OSHA points out that employees are at risk from falling objects when they are beneath cranes, scaffolds or other overhead work. Flying objects can be dangerous when power tools are used or when pushing, pulling or prying activities may cause something to become airborne. In these situations, injuries range from minor concussions to blindness and even death.
OSHA provides the following safety tips on falling and flying objects:
- Always wear a hard hat.
- Stack work materials and secure tools to prevent them from sliding, falling or collapsing.
- Use toeboards, screens or guardrails on scaffolds to prevent falling objects.
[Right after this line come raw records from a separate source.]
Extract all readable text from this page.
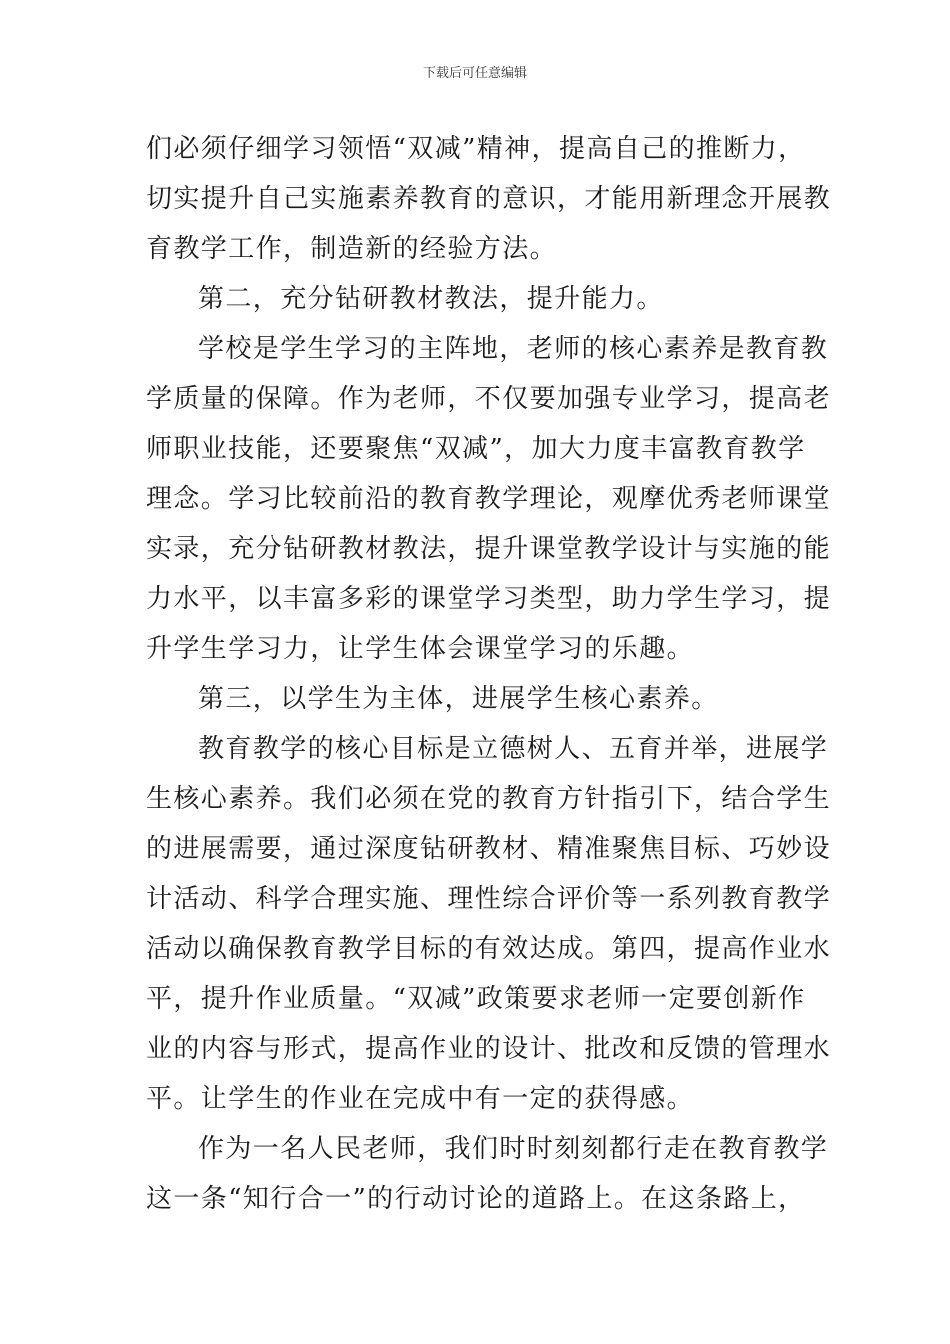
下载后可任意编辑
们必须仔细学习领悟“双减”精神，提高自己的推断力，
切实提升自己实施素养教育的意识，才能用新理念开展教
育教学工作，制造新的经验方法。
第二，充分钻研教材教法，提升能力。
学校是学生学习的主阵地，老师的核心素养是教育教
学质量的保障。作为老师，不仅要加强专业学习，提高老
师职业技能，还要聚焦“双减”，加大力度丰富教育教学
理念。学习比较前沿的教育教学理论，观摩优秀老师课堂
实录，充分钻研教材教法，提升课堂教学设计与实施的能
力水平，以丰富多彩的课堂学习类型，助力学生学习，提
升学生学习力，让学生体会课堂学习的乐趣。
第三，以学生为主体，进展学生核心素养。
教育教学的核心目标是立德树人、五育并举，进展学
生核心素养。我们必须在党的教育方针指引下，结合学生
的进展需要，通过深度钻研教材、精准聚焦目标、巧妙设
计活动、科学合理实施、理性综合评价等一系列教育教学
活动以确保教育教学目标的有效达成。第四，提高作业水
平，提升作业质量。“双减”政策要求老师一定要创新作
业的内容与形式，提高作业的设计、批改和反馈的管理水
平。让学生的作业在完成中有一定的获得感。
作为一名人民老师，我们时时刻刻都行走在教育教学
这一条“知行合一”的行动讨论的道路上。在这条路上，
- Use debris nets, catch platforms or canopies to catch or deflect falling objects.
Power tools and machines:
- Wear appropriate eye protection – including safety glasses, goggles and faceshields – around machines or tools that may cause an object to become airborne.
- Ensure protective guards on tools are in good condition.
- Only allow trained workers to operate powder-actuated tools.
Cranes and hoists:
- Avoid working underneath moving loads.
- Barricade hazard areas and post warning signs.
- Inspect cranes and hoists to ensure all components are in good condition.
- Do not exceed lift capacities.
- Reduce compressed air used for cleaning to 30 psi, and only use with appropriate guarding and protective equipment.
- Never clean clothing with compressed air.